Your out-of-pocket max or out-of-pocket limit is the most you have to pay for covered services in a plan year. After you spend this amount on copays, deductibles, and coinsurance for in-network care and services, your health plan pays 100% of the costs of covered benefits.
Copayment or copay
A copay is a flat fee that you pay each time you go to your doctor or fill a prescription. The remaining balance of your visit is covered by insurance.
Copays can happen one of two ways: immediately or after you’ve met your deductible. If your copays apply only after your deductible has been met, you will pay the full out-of-pocket cost for your doctor’s visit until you hit that number. If they apply immediately, you will only pay the flat fee whenever you visit, regardless if you’ve met your deductible yet.
Coinsurance is the percentage of costs of a covered health care service you pay after you’ve paid your deductible. You will pay this percentage until you reach your out-of-pocket maximum.
For example, a common coinsurance amount is 20%. This means that after you reach your deductible, you will pay 20% of your healthcare expenses and insurance will pick up the other 80%.
3. Evaluate your and your family’s needs
Now that you better understand how different plans work, start thinking about how you expect to use your plan. This is perhaps the most important part of this process, as the best plan for one person may be the worst option for another based on individual or family needs.

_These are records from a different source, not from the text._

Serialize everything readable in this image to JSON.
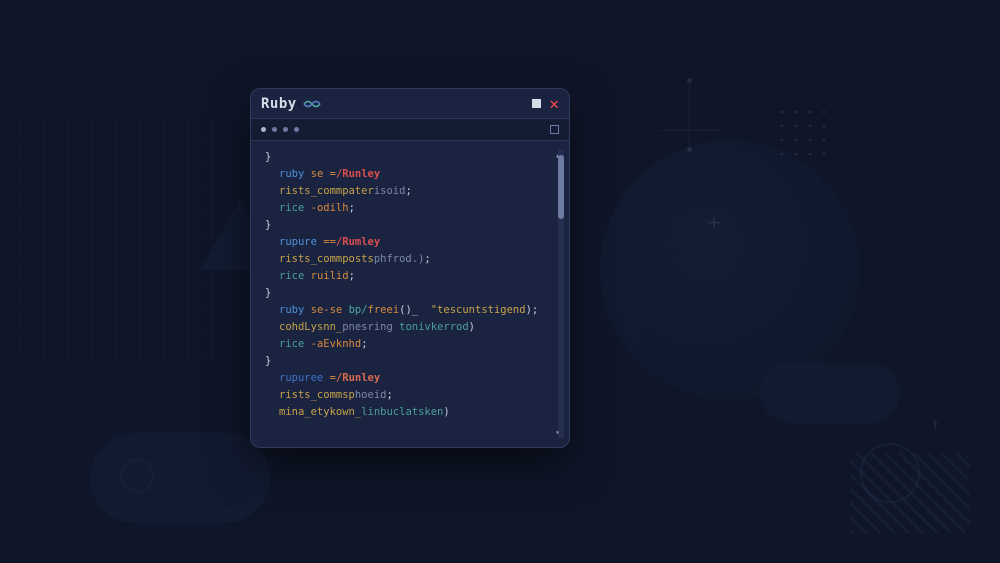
{
  "window": {
    "title": "Ruby",
    "icon": "ruby-lang-icon",
    "controls": {
      "minimize": "minimize",
      "close": "✕"
    }
  },
  "tabs": {
    "dot_count": 4
  },
  "code": {
    "lines": [
      {
        "cls": "",
        "parts": [
          {
            "c": "tok-brace",
            "t": "}"
          }
        ]
      },
      {
        "cls": "indent1",
        "parts": [
          {
            "c": "tok-kw1",
            "t": "ruby"
          },
          {
            "c": "",
            "t": " "
          },
          {
            "c": "tok-op",
            "t": "se"
          },
          {
            "c": "",
            "t": " "
          },
          {
            "c": "tok-op",
            "t": "="
          },
          {
            "c": "tok-path",
            "t": "/Runley"
          }
        ]
      },
      {
        "cls": "indent1",
        "parts": [
          {
            "c": "tok-ident",
            "t": "rists_commpater"
          },
          {
            "c": "tok-gray",
            "t": "isoid"
          },
          {
            "c": "tok-brace",
            "t": ";"
          }
        ]
      },
      {
        "cls": "indent1",
        "parts": [
          {
            "c": "tok-rice",
            "t": "rice"
          },
          {
            "c": "",
            "t": " "
          },
          {
            "c": "tok-flag",
            "t": "-odilh"
          },
          {
            "c": "tok-brace",
            "t": ";"
          }
        ]
      },
      {
        "cls": "",
        "parts": [
          {
            "c": "tok-brace",
            "t": "}"
          }
        ]
      },
      {
        "cls": "indent1",
        "parts": [
          {
            "c": "tok-kw1",
            "t": "rupure"
          },
          {
            "c": "",
            "t": " "
          },
          {
            "c": "tok-op",
            "t": "=="
          },
          {
            "c": "tok-path",
            "t": "/Rumley"
          }
        ]
      },
      {
        "cls": "indent1",
        "parts": [
          {
            "c": "tok-ident",
            "t": "rists_commposts"
          },
          {
            "c": "tok-gray",
            "t": "phfrod.)"
          },
          {
            "c": "tok-brace",
            "t": ";"
          }
        ]
      },
      {
        "cls": "indent1",
        "parts": [
          {
            "c": "tok-rice",
            "t": "rice"
          },
          {
            "c": "",
            "t": " "
          },
          {
            "c": "tok-flag",
            "t": "ruilid"
          },
          {
            "c": "tok-brace",
            "t": ";"
          }
        ]
      },
      {
        "cls": "",
        "parts": [
          {
            "c": "tok-brace",
            "t": "}"
          }
        ]
      },
      {
        "cls": "indent1",
        "parts": [
          {
            "c": "tok-kw1",
            "t": "ruby"
          },
          {
            "c": "",
            "t": " "
          },
          {
            "c": "tok-op",
            "t": "se-se"
          },
          {
            "c": "",
            "t": " "
          },
          {
            "c": "tok-bp",
            "t": "bp/"
          },
          {
            "c": "tok-fn",
            "t": "freei"
          },
          {
            "c": "tok-brace",
            "t": "()_  "
          },
          {
            "c": "tok-str",
            "t": "\"tescuntstigend"
          },
          {
            "c": "tok-brace",
            "t": ");"
          }
        ]
      },
      {
        "cls": "indent1",
        "parts": [
          {
            "c": "tok-call",
            "t": "cohdLysnn_"
          },
          {
            "c": "tok-gray",
            "t": "pnesring "
          },
          {
            "c": "tok-arg",
            "t": "tonivkerrod"
          },
          {
            "c": "tok-brace",
            "t": ")"
          }
        ]
      },
      {
        "cls": "indent1",
        "parts": [
          {
            "c": "tok-rice",
            "t": "rice"
          },
          {
            "c": "",
            "t": " "
          },
          {
            "c": "tok-flag",
            "t": "-aEvknhd"
          },
          {
            "c": "tok-brace",
            "t": ";"
          }
        ]
      },
      {
        "cls": "",
        "parts": [
          {
            "c": "tok-brace",
            "t": "}"
          }
        ]
      },
      {
        "cls": "indent1",
        "parts": [
          {
            "c": "tok-kw1b",
            "t": "rupuree"
          },
          {
            "c": "",
            "t": " "
          },
          {
            "c": "tok-op",
            "t": "="
          },
          {
            "c": "tok-path2",
            "t": "/Runley"
          }
        ]
      },
      {
        "cls": "indent1",
        "parts": [
          {
            "c": "tok-ident",
            "t": "rists_commsp"
          },
          {
            "c": "tok-gray",
            "t": "hoeid"
          },
          {
            "c": "tok-brace",
            "t": ";"
          }
        ]
      },
      {
        "cls": "indent1",
        "parts": [
          {
            "c": "tok-mina",
            "t": "mina_etykown_"
          },
          {
            "c": "tok-lin",
            "t": "linbuclatsken"
          },
          {
            "c": "tok-brace",
            "t": ")"
          }
        ]
      }
    ]
  }
}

Some things that you want to think about for yourself, spouse, and dependents include:
- How often do you visit your primary care physician?
- How often do you visit healthcare specialists?
- Do you have an upcoming surgery?
- Do you have a chronic condition, such as diabetes, heart disease, or cancer?
- What prescriptions do you take on a regular basis?
- Do you frequently seek emergency care?
- Do you get lab work done regularly?
- Are you expecting a baby or plan to have a baby in the near future?
- Is mental health coverage important to you?
If you are generally pretty healthy and only find yourself only going to the doctor once a year for checkups, a low-premium, high-deductible plan may be the best option for you. On the other hand, if you fill several prescriptions each month and see your doctor frequently, you may want to opt for a plan that you pay more for each month but saves you more on the healthcare services you use the most.
4. Compare offered plans
After you evaluate what, exactly, you need from a plan, you can look at the options that your employer has provided you.
Each plan should have a summary of benefits that explain what it covers and what it doesn’t. Go through the benefit summaries for each of your options, taking note of which ones check the boxes of your healthcare needs.
If you wish to continue seeing your current doctors and healthcare providers, you’ll want to look at whether or not they are in a plan’s network. You can see if a doctor is in-network by visiting the carrier’s website or calling your doctor’s office directly.
Next, compare the out-of-pocket costs of each plan. Compare your monthly premium to your expected savings based on the coverage and your average healthcare needs.
Take your time and ask questions
While you’ll certainly want to make your selection before the enrollment period ends, take your time to choose the plan that will be most beneficial to you. If you have questions, don’t hesitate to ask a member of your employer’s HR or People team. You can also contact the insurance provider or representative from their enrollment team if you have questions about a specific plan and what it covers.